Compared to the control, results of the study showed the magnetic field treated DPSCs showed statistically significant improvements in…

  • Dentine-pulp stem cell migration
  • Dentinogenesis (dentine formation)

Scratch Test – measuring dentine-pulp stem cell migration. Top row (M-) control, bottom row (M+) 0.4 T SMF applied. Columns; 1 zero hours; 2 twelve hours; 3 twentyfour hours post scratch.


Researchers suggested that the biological effects on the cells could be attributed to the static magnetic field’s effect on the molecular structure of cell membranes and Ca2+ flow. It would be reasonable to conclude that the DPSCs can sense the physical force of the SMF through the cell membrane’s biosensors. These signals are then taken from the membrane (by way of mechanotransduction) and transmitted to the cytoskeleton inside of the cell and thereby affect its functionality.

In a similar way, SMFs have been shown to significantly inhibit pro-inflammatory cytokines (interleukins, tumor necrosis factor) released from inflammatory cells. In addition, applying a moderate SMF immediately after an inflammatory injury can significantly reduce oedema (Morris 2008).

To make it practical, exposing the injured pulpal tissue to a SMF could be done by including a magnet in an occlusal splint as cleverly done by this dentist from Portugal with an QF10-2 Q Magnet. This method may enhance the body’s natural ability to stimulate dentine formation.
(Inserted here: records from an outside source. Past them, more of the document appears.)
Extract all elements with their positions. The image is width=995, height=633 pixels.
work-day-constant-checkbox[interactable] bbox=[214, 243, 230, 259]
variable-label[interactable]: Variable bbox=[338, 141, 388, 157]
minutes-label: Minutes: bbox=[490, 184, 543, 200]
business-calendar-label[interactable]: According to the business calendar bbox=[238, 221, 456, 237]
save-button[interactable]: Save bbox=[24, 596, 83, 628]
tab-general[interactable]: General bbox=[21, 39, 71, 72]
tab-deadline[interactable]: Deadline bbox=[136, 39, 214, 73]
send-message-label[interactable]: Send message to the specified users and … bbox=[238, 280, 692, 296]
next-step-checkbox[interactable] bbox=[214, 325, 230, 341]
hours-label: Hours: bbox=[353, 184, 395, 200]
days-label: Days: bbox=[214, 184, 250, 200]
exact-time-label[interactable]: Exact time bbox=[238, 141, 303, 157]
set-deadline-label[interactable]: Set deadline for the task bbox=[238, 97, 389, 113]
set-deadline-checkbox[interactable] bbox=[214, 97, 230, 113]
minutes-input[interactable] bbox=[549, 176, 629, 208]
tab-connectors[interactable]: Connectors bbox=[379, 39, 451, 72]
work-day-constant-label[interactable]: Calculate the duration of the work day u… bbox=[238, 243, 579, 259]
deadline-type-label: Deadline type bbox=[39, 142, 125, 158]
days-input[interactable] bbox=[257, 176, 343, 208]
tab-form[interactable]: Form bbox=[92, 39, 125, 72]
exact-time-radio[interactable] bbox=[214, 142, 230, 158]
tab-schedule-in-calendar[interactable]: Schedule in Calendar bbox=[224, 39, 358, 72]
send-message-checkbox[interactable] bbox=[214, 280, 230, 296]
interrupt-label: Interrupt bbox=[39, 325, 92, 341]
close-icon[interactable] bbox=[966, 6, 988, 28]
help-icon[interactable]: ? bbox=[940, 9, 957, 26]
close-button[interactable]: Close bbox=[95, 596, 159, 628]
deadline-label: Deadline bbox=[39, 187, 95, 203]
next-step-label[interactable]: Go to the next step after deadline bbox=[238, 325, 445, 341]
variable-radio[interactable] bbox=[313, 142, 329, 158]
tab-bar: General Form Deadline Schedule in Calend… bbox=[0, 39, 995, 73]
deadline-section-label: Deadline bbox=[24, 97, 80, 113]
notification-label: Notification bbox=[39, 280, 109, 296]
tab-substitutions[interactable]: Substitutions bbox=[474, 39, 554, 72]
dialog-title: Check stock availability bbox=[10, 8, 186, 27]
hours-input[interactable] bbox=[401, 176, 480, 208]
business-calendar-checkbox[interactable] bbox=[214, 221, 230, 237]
QF10-2 Q Magnet glued to occlusal splint to treat periapical cysts. Photo credit A. Korrodi Ritto


Chiu KH, Ou KL, Lee SY et al. (2007) Static magnetic fields promote osteoblast-like cells differentiation via increasing the membrane rigidity. Annals of Biomedical Engineering 35, 1931–9. PMID: 17721730

Kim EC, Leesungbok R, Lee SW et al. (2015) Effects of moderate intensity static magnetic fields on human bone marrow-derived mesenchymal stem cells. Bioelectromagnetics 36, 267–76. PMID: 25808160

Lew W.Z. et al (2019).  Use of 0.4-Tesla static magnetic field to promote reparative dentine formation of dental pulp stem cells through activation of p38 MAPK signalling pathway. Int Endod J. 2019 Jan;52(1):28-43.  PMID: 29869795, DOI

Morris et al. (2008) Acute Exposure to a Moderate Strength Static Magnetic Field Reduces Edema Formation In Rats. Am J Physiol Heart Circ Physiol: 2008 Jan;294(1):H50-7. PMID: 17982018doi.